I’m reading the following definition.
Definition B11.1. Given a map $f: S^1 \rightarrow S^1$, we define its degree $\operatorname{deg} f \in \mathbb{Z}$ as follows. Choosing a basepoint $x_{0} \in \mathbb{S}^{1},$ we get $$ f_{*}: \mathbb{Z} \cong \pi_{1}(\mathbb{S}^{1}, x_{0}) \mapsto \pi_{1}(\mathbb{S}^{1}, f(x_{0})) \cong \mathbb{Z} $$ Any such homomorphism $\mathbb{Z} \rightarrow \mathbb{Z}$ is given as multiplication by some $n \in \mathbb{Z}$, meaning the map $k \mapsto n k$. We then set $\operatorname{deg} f:=n$
While in our class we’ve covered why $\mathbb{Z} \cong \pi_{1}(\mathbb{S}^{1}, x_{0})$, I’m not sure I get how that translates into equivalency between the maps $\pi_{1}(\mathbb{S}^{1}, x_{0}) \to \pi_{1}(\mathbb{S}^{1}, f(x_{0}))$ and the maps $S^1 \to S^1$. Say we embed $S^1$ into $\mathbb{R}^2$, and $f$ rotates $x_0 = (1,0)$ by an angle of $\pi/3$ around the origin. What would $n$ be in this case? And given $k \mapsto nk$, what does it mean in terms of the homotopy classes of loops in $S^1$? If it helps please use concrete numbers for $n$ and $k$.

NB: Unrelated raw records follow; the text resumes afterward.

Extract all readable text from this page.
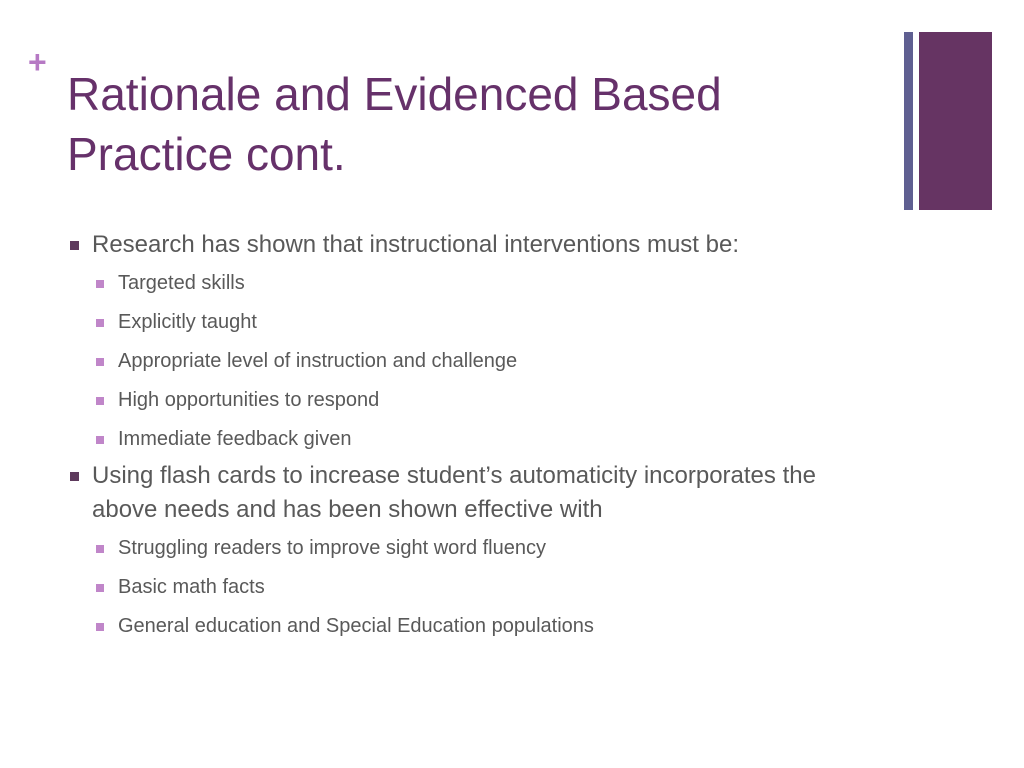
+
Rationale and Evidenced Based Practice cont.
Research has shown that instructional interventions must be:
Targeted skills
Explicitly taught
Appropriate level of instruction and challenge
High opportunities to respond
Immediate feedback given
Using flash cards to increase student’s automaticity incorporates the above needs and has been shown effective with
Struggling readers to improve sight word fluency
Basic math facts
General education and Special Education populations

Edit: It’s been pointed out to me that orientation matters. Indeed this comes right after the definition in my materials. For now, I’m just assuming we map the loop going counter-clockwise around $S^1$ once to $1$.
It seems as though the degree is well-defined only up to a sign. The reason I say this is because while it is true that $\pi_1(\Bbb S^1, f(x_0)) \cong \Bbb Z$, there are two isomorphisms, depending on which generator you pick.

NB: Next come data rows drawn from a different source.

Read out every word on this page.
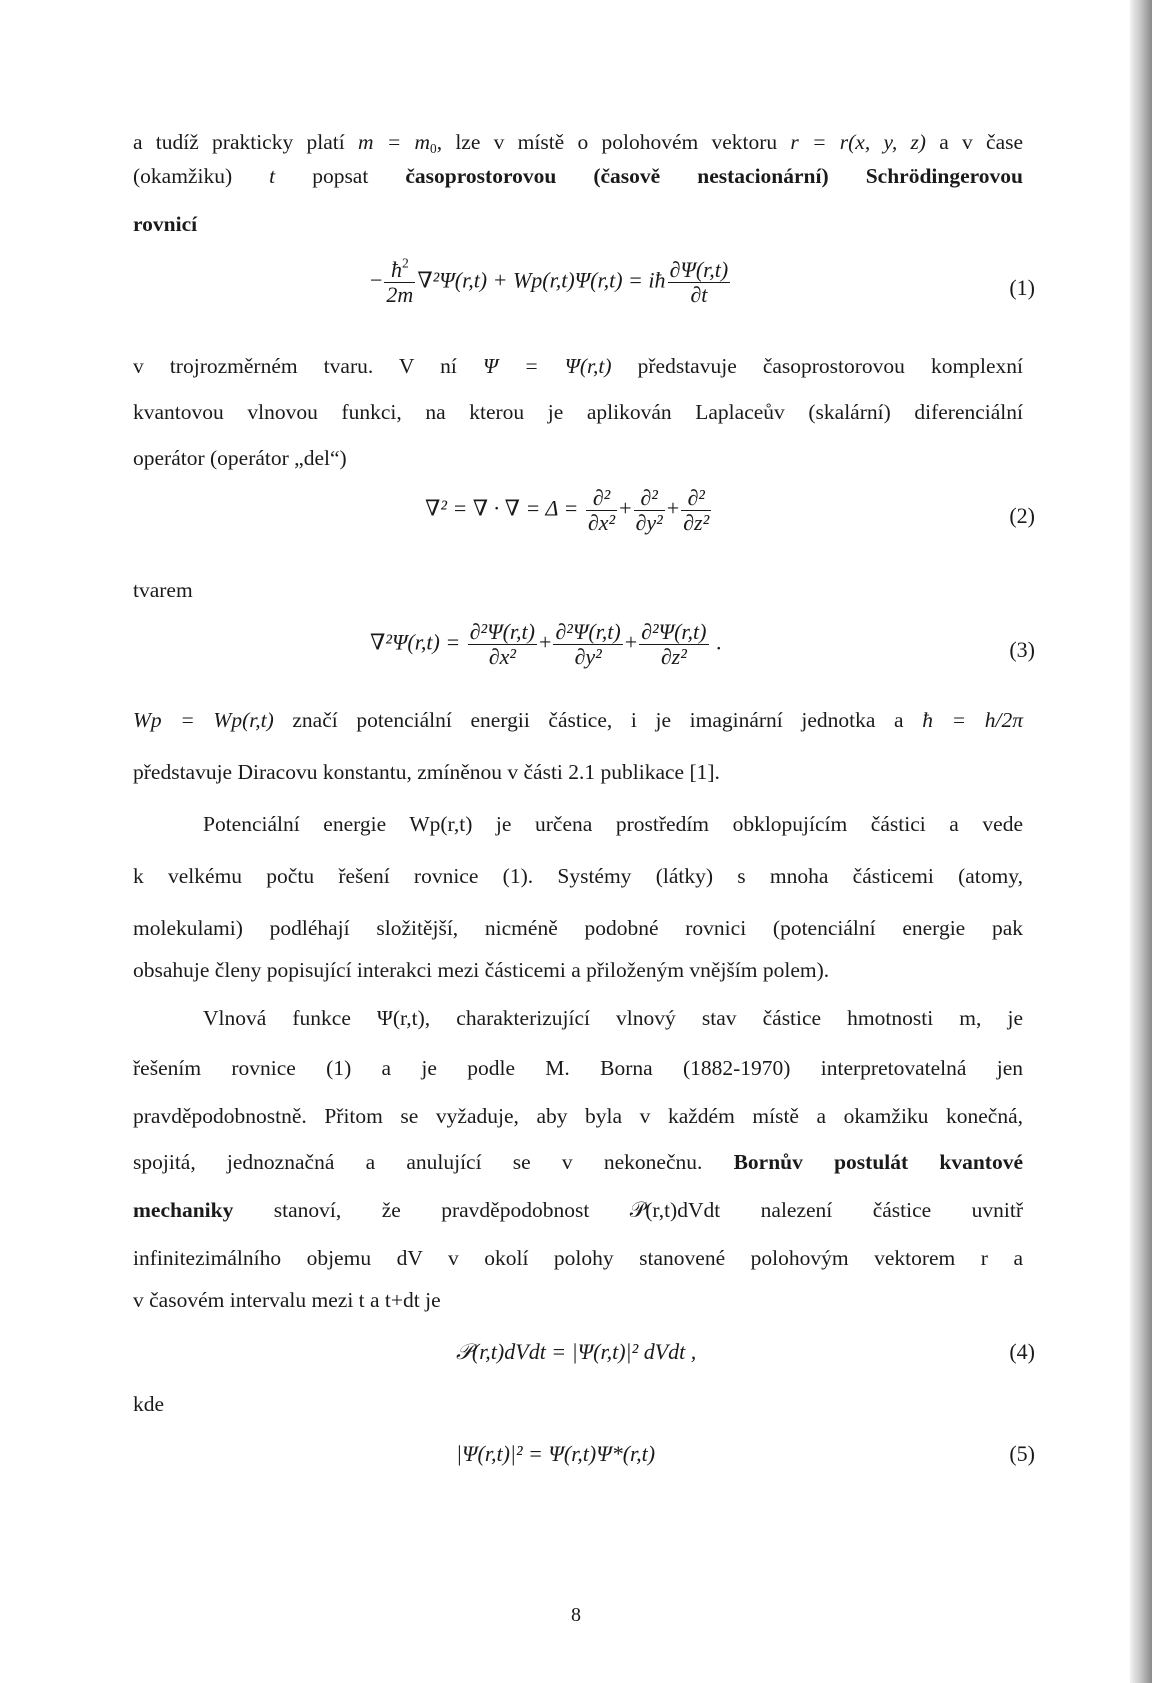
a tudíž prakticky platí $m = m_0$, lze v místě o polohovém vektoru r = r(x, y, z) a v čase
(okamžiku) t popsat časoprostorovou (časově nestacionární) Schrödingerovou
rovnicí
− $\frac{ħ^2}{2m} \nabla^2\Psi(r,t) + Wp(r,t)\Psi(r,t)$ = iħ $\frac{\partial\Psi(r,t)}{\partial t}$	(1)
v trojrozměrném tvaru. V ní Ψ = Ψ(r,t) představuje časoprostorovou komplexní
kvantovou vlnovou funkci, na kterou je aplikován Laplaceův (skalární) diferenciální
operátor (operátor „del“)
∇² = ∇ · ∇ = $\Delta = \frac{\text{∂²}}{\text{∂x²}} + \frac{\text{∂²}}{\text{∂y²}} + \frac{\text{∂²}}{\text{∂z²}}$	(2)
tvarem
$\nabla^2\Psi(r,t) = \frac{\text{∂²Ψ(r,t)}}{\text{∂x²}} + \frac{\text{∂²Ψ(r,t)}}{\text{∂y²}} + \frac{\text{∂²Ψ(r,t)}}{\text{∂z²}}$ .	(3)
Wp = Wp(r,t) značí potenciální energii částice, i je imaginární jednotka a ħ = h/2π
představuje Diracovu konstantu, zmíněnou v části 2.1 publikace [1].
Potenciální energie Wp(r,t) je určena prostředím obklopujícím částici a vede
k velkému počtu řešení rovnice (1). Systémy (látky) s mnoha částicemi (atomy,
molekulami) podléhají složitější, nicméně podobné rovnici (potenciální energie pak
obsahuje členy popisující interakci mezi částicemi a přiloženým vnějším polem).
Vlnová funkce Ψ(r,t), charakterizující vlnový stav částice hmotnosti m, je
řešením rovnice (1) a je podle M. Borna (1882-1970) interpretovatelná jen
pravděpodobnostně. Přitom se vyžaduje, aby byla v každém místě a okamžiku konečná,
spojitá, jednoznačná a anulující se v nekonečnu. Bornův postulát kvantové
mechaniky stanoví, že pravděpodobnost 𝒫(r,t)dVdt nalezení částice uvnitř
infinitezimálního objemu dV v okolí polohy stanovené polohovým vektorem r a
v časovém intervalu mezi t a t+dt je
𝒫(r,t)dVdt = |Ψ(r,t)|² dVdt ,	(4)
kde
|Ψ(r,t)|² = Ψ(r,t)Ψ*(r,t)	(5)
8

In your example, you technically haven't given a map $f: \Bbb S^1 \to \Bbb S^1$, you've only told what $f$ does to $(1, 0)$. I assume that you mean that $f$ rotates $\Bbb S^1$ by $\pi/3$. In this case, the degree could either be $+1$ or $-1$.

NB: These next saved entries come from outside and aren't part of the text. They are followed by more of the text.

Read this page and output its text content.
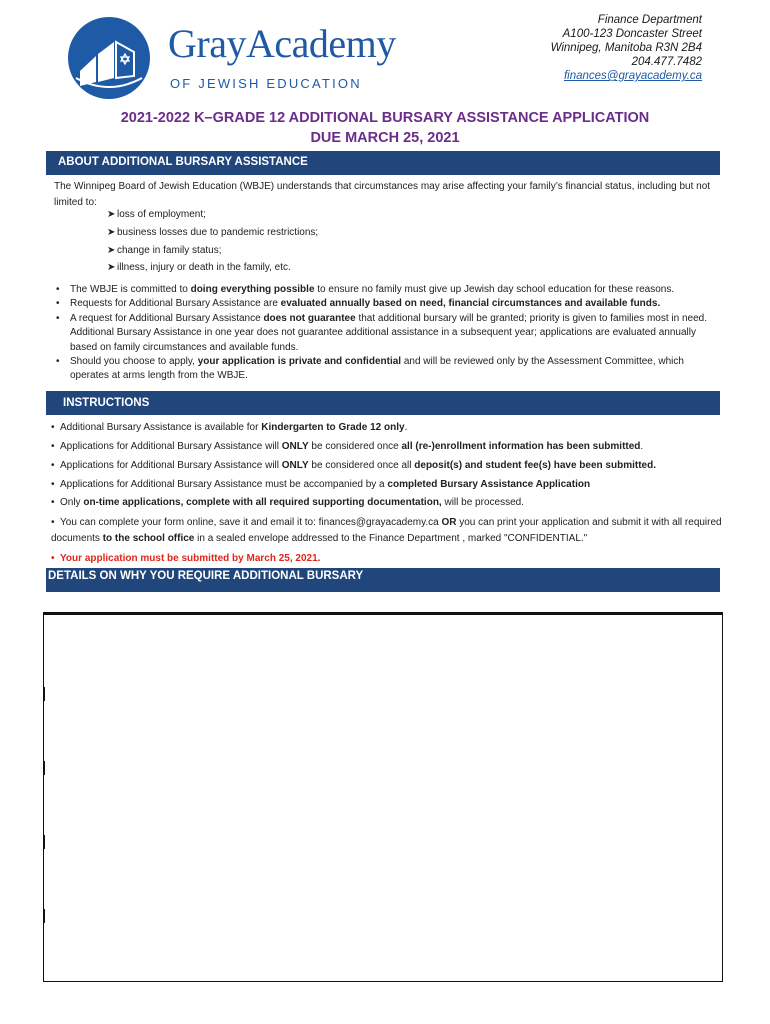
GrayAcademy
OF JEWISH EDUCATION
Finance Department
A100-123 Doncaster Street
Winnipeg, Manitoba R3N 2B4
204.477.7482
finances@grayacademy.ca
2021-2022 K–GRADE 12 ADDITIONAL BURSARY ASSISTANCE APPLICATION
DUE MARCH 25, 2021
ABOUT ADDITIONAL BURSARY ASSISTANCE
The Winnipeg Board of Jewish Education (WBJE) understands that circumstances may arise affecting your family’s financial status, including but not limited to:
➤ loss of employment;
➤ business losses due to pandemic restrictions;
➤ change in family status;
➤ illness, injury or death in the family, etc.
• The WBJE is committed to doing everything possible to ensure no family must give up Jewish day school education for these reasons.
• Requests for Additional Bursary Assistance are evaluated annually based on need, financial circumstances and available funds.
• A request for Additional Bursary Assistance does not guarantee that additional bursary will be granted; priority is given to families most in need. Additional Bursary Assistance in one year does not guarantee additional assistance in a subsequent year; applications are evaluated annually based on family circumstances and available funds.
• Should you choose to apply, your application is private and confidential and will be reviewed only by the Assessment Committee, which operates at arms length from the WBJE.
INSTRUCTIONS
• Additional Bursary Assistance is available for Kindergarten to Grade 12 only.
• Applications for Additional Bursary Assistance will ONLY be considered once all (re-)enrollment information has been submitted.
• Applications for Additional Bursary Assistance will ONLY be considered once all deposit(s) and student fee(s) have been submitted.
• Applications for Additional Bursary Assistance must be accompanied by a completed Bursary Assistance Application
• Only on-time applications, complete with all required supporting documentation, will be processed.
• You can complete your form online, save it and email it to: finances@grayacademy.ca OR you can print your application and submit it with all required documents to the school office in a sealed envelope addressed to the Finance Department , marked "CONFIDENTIAL."
• Your application must be submitted by March 25, 2021.
DETAILS ON WHY YOU REQUIRE ADDITIONAL BURSARY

To get a geometric interpretation: Recall what the isomorphism $G = \pi_1(\Bbb S^1, x_0) \cong \Bbb Z$ explicitly is. There are exactly two generators of $G$. One is (the equivalence class of) the loop that goes around exactly once and the other is the reverse of that. We get the isomorphism by mapping one of them to $1$. This means that the degree of the map is simply measuring how many times the generating loop gets twisted, under $f$. The only problem is that you have a choice in fixing the isomorphism, which means that the orientation matters.